The mechanism of the benzophenone-photosensitized degradation of films of poly-(vinyl chloride) was studied, both under vacuum and in the presence of oxygen. Initial rapid increases in absorption in the 340 nm region strongly implicate the ketyl radical in the initiation process which involves the abstraction by triplet benzophenone of a methylenic hydrogen from poly(vinyl chloride). Dehydrochlorination then occurs by a chain mechanism, and the conjugated polyene structure produced photosensitizes further initiation and, in the presence of oxygen, photo-oxidation of the polymer.     

Thermal degradation of poly(vinyl chloride)

This paper presents an initial attempt at describing poly(vinyl chloride) (PVC) thermal degradation through a semi-detailed and lumped kinetic model. A mechanism of 40 species and pseudocomponents (molecules and radicals) involved in about 250 reactions permits quite a good reproduction of the main characteristics of PVC degradation and volatilization. The presence of the two step mechanism—the first step of which corresponds to dehydrochlorination and the second to the tar release and residue char formation—are correctly predicted both in quantitative terms and in the temperature ranges. The model was validated by comparison with several thermo gravimetric analyses, both dynamic at different heating rates, and isothermal. When compared with the typical one step global apparent degradation models, the approach proposed here spans quite large operative ranges, especially when it comes to predicting product distributions. The initial results of these product predictions, even though quite preliminary, are encouraging and confirm the validity of the model.     

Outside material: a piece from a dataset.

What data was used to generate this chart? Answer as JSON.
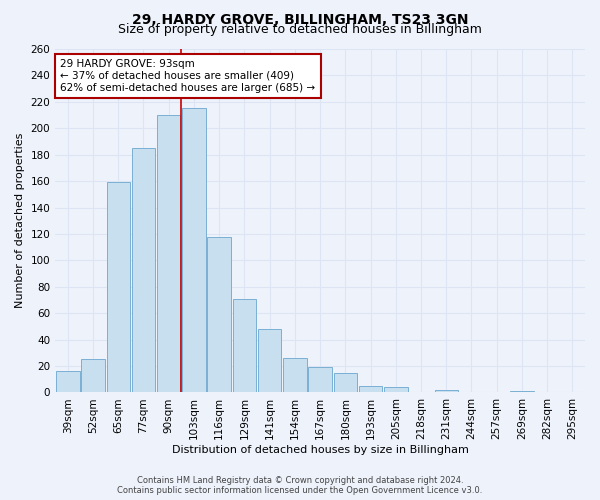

NMR spectrum of poly(vinyl chloride)

The 100-MHz proton NMR spectra of commercial and laboratory-prepared poly(vinyl chloride) (PVC) have been measured in various solvents at high temperature (80–150°C). Tacticity in PVC was determined by the analysis of the β-proton spectrum. The spectrum was calculated assuming that the PVC chain consists of tetrad sequences of monomer units and that their distribution in the chain is described by a simple Bernoulli-sequence statistics with a P_m (the probability of isotactic placement) of 0.45 for commercial PVC polymerized at 50°C. Tacticity calibration curves based on measurements made for the polymer in pentachloroethane and β-dichlorobenzene were established, and they provide a simple method for the measurement of tacticity in PVC directly from the observed spectra. Excluding samples prepared in butyraldehyde solution, the formation of syndiotactic structures in PVC (prepared by free-radical polymerization) was found to be favored by lowering the polymerization temperature. This preference is due to an increase in the activation enthalpy of 510 cal/mole which is required for forming an isotactic placement in the chain during the propagation step.